Tuesday, June 15, 2010

Review: Zombie Blondes

Brian James, Macmillan, 2009

From the moment that Hannah Sanders - once again skipping from one town to the next with her deadbeat father - arrives in Maplecrest, she can sense there's something...off. Everything's just a litle too quiet, too well-ordered; the townsfolk just a little too old-fashioned; the high school cheerleading team just a little too perfect. But Hannah desperately wants to fit in, regardless of what her new friend Lukas is trying to tell her. And if she doesn't watch her back, she's going to end up like the rest of the cheerleading squad: blonde and popular.

And dead.

Zombie Blondes is the latest in a growing list of zombie-related novels hitting the Young Adult market.

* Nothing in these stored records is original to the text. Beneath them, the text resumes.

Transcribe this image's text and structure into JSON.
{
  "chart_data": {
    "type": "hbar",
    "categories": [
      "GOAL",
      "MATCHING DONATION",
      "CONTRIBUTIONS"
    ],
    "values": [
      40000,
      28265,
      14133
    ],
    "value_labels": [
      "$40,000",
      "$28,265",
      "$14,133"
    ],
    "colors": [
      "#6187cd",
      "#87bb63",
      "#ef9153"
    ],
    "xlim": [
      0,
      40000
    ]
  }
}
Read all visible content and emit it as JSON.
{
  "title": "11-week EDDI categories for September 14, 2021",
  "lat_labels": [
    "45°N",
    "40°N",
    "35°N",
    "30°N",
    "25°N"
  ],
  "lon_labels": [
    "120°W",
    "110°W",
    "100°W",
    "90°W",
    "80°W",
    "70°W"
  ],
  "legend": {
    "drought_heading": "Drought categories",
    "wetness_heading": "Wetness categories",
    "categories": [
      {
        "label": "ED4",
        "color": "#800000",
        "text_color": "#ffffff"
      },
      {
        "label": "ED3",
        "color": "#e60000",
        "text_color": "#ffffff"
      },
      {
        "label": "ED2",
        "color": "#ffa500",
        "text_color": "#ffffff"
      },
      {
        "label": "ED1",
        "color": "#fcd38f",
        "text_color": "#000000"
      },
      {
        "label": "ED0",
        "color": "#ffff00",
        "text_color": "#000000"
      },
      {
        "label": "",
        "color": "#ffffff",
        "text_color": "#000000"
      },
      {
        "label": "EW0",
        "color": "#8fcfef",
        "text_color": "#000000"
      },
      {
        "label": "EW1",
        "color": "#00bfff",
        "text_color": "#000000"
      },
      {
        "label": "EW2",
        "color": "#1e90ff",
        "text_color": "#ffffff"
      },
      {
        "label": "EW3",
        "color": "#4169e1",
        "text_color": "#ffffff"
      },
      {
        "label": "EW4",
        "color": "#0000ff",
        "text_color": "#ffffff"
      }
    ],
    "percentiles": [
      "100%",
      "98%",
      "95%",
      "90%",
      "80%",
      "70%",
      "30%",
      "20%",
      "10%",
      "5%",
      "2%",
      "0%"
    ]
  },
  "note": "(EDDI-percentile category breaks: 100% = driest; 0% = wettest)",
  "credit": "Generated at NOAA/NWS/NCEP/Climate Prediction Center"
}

Here, the zombies of the piece - sentient, life-sucking ghouls rather than shambling flesheaters - represent the dangers of conformity and insular lifestyle, and while there's very little originality in the plot - the book reading essentially like a 'junior' version of The Stepford Wives or Invasion of the Body Snatchers - the author nonetheless generates an unsettling atmosphere of growing unease, punctuated by moments of genuine fear. The novel is written in a style that most adults, as well as the intended teen audience, will find accessible, and is overall a worthwhile read, with a surprisingly mature and downbeat conclusion.